「基本指圧」に憧れて ― 村岡曜子のブログ

我が国固有の指圧を広く浸透させ、社会の保健と福祉の増進に寄与したい。

私見“丁稚奉公こそ道を究めるための修行”

2008年07月06日 | 雑感
  日本古来の修行の1つに、「丁稚奉公(でっちぼうこう)」という制度があります。今でも付き人や、角界の褌(ふんどし)かつぎなど、色々な分野でこのシステムは、生きているようです。 
  若者達が未来に夢をつなぎ、歯をくいしばって頑張る姿が目に浮かびます。つくづく貴いことだと思います。  

  この丁稚奉公ですが、朝から晩まで掃除、洗濯、その他いろんな雑事こなしながら、仕事で使える身体が創られていくのです。その過程で、身体のでき具合に応じて師匠の技を我がものにしていく、という日本人があみ出した独特の修行法です。 
  私はもういい歳ですから、今更でっち奉公を経験したいと思っても無理な話ですが、考えるととても残念です。  

  今の住所に治療室を移して、この夏でまる3年になります。この間毎朝、和箒で21畳半の掃き掃除を続けてきました。仕事で大事な役目を果たす畳を、大切にすることも目的のひとつですが、本当の目的は丁稚奉公の一端を体験してみたいと考えたからです。 
  始めた頃は半分も掃かないうちに、腰が痛くて「うーっ」とひとりで唸(うな)りながら、腰を伸ばしてはまた掃き掃除を続けるありさまでした。大家さんのマチ子さんが、ある時これを手伝ってくれたのですが、「これって腰にくるわねー」と痛そうにしていたことがあります。 
  和箒で掃き掃除をすると、ほとんどの人が腰に痛みを感じるようです。しかしこれが仕事として、どうしてもやらなければならないとなると、どうやら身体の方が自然に工夫をするようになってくる、ということが分かりました。  
  お陰で最近はすっかり身体が使えるようになり、箒での掃き掃除なら、いくら広くても身体に無理がかかることなくできる自信がつきました。 

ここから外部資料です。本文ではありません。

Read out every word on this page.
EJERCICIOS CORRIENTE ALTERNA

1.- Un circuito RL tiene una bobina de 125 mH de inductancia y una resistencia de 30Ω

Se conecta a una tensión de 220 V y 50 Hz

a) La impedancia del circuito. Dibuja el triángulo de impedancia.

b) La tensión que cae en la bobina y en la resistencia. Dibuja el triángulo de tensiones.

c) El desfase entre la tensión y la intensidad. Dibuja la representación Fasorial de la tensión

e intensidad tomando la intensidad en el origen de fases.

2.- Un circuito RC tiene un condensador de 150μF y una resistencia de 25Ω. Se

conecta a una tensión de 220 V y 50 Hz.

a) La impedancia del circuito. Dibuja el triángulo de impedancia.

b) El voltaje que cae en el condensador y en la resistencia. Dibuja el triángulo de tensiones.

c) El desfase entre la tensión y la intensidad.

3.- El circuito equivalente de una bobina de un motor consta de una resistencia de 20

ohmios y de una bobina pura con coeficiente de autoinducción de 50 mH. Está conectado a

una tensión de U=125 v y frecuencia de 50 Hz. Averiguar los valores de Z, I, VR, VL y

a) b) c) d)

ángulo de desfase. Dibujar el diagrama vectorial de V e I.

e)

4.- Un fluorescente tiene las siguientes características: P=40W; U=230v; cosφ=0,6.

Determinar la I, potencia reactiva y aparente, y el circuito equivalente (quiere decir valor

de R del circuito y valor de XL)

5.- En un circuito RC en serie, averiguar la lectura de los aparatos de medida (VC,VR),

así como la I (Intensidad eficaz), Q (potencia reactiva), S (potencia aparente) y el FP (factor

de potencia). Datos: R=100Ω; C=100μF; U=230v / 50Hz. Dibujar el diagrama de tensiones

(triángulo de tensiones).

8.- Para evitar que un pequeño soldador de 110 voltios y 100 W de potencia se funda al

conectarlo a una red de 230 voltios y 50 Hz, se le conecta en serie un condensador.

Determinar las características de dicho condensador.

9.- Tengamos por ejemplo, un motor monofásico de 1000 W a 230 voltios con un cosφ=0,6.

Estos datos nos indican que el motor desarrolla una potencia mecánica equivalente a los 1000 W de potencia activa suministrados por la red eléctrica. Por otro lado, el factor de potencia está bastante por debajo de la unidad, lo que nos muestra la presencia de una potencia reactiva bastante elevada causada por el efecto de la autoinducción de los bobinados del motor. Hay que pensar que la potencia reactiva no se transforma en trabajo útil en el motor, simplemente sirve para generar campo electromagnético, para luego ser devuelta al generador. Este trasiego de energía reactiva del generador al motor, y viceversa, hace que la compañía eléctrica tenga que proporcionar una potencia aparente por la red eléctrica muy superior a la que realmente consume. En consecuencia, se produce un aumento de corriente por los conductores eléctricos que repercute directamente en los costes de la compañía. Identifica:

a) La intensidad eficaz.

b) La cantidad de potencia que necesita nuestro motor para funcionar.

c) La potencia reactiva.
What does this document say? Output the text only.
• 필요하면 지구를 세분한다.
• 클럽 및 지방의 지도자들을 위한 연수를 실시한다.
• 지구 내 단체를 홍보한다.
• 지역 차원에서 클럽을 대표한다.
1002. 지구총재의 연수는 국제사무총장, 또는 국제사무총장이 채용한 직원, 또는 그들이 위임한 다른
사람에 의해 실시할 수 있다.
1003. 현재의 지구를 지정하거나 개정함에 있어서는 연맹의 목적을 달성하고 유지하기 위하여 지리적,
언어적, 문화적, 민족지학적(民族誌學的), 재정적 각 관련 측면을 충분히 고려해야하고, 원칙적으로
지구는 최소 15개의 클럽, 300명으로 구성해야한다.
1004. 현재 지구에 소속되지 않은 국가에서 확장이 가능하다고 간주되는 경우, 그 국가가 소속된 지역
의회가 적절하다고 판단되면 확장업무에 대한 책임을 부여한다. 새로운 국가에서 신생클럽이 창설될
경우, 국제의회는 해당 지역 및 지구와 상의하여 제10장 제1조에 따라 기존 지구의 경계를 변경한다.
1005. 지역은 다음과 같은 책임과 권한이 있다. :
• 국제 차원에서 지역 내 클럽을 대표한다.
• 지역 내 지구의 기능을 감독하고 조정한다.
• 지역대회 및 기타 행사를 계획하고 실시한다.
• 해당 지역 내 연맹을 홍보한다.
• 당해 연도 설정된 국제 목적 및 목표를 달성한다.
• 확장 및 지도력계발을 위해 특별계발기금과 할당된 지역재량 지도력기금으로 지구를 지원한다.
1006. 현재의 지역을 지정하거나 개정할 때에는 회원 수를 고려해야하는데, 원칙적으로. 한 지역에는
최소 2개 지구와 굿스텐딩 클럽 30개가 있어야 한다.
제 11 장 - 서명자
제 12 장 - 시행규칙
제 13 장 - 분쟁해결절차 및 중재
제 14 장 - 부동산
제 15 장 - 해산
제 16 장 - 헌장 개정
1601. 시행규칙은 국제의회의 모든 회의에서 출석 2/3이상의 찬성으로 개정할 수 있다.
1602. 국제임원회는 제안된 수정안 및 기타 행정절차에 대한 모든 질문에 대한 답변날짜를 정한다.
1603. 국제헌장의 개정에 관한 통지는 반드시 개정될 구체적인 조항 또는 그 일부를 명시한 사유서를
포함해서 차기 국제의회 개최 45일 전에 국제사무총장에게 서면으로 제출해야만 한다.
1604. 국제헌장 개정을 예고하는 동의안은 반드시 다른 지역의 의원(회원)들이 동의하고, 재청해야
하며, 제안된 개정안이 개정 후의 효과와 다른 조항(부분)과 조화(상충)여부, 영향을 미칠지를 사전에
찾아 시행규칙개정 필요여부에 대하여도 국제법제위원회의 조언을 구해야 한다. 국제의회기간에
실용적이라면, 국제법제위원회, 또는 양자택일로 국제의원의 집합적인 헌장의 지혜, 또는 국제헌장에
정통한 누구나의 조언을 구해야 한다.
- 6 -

  仕事で身体を使いながら、“使える身体を創る”ということが実感できたのです。これがつかめたことは、スッゴク嬉しいことでした。掃き掃除が実に楽しいものになりました。毎日毎日“やる気”でこれと向き合えるのです。  
  
  この感覚を掴みたいと思って、続けていた箒での掃き掃除仕事です。目的の感覚がハッキリとしてきたので、この仕事をお掃除ロボットに任せ、今度は畳の乾拭き仕事にチャレンジしようと考えました。しかし残念ながら、思ったほどロボットがあてにならないことが判明しました。 
  仕方がないので、取り合えず掴めた感覚に感謝しながら、今まで通りしばらく掃き掃除を続けて行こうと思っています。本当なら、朝から晩までそんな修行で身体を創り、技の修得にむかうのだと身をもって知ることができ、古の日本人の知恵の深さをかいま見た気がして、大変感慨深いものを感じています。
  
  今の時代にこんなことを考えているのは変でしょうか? でも本当は、もっと若い時からこれを知っていたらよかった、と私は本気で思っています。 
  私は伝えたいと思います。若い方で、もし本気で立ち向かう気迫があるなら、何の道でも丁稚奉公こそが一番確実な修行であることを。おばさんの私見ですが、ご参考までに!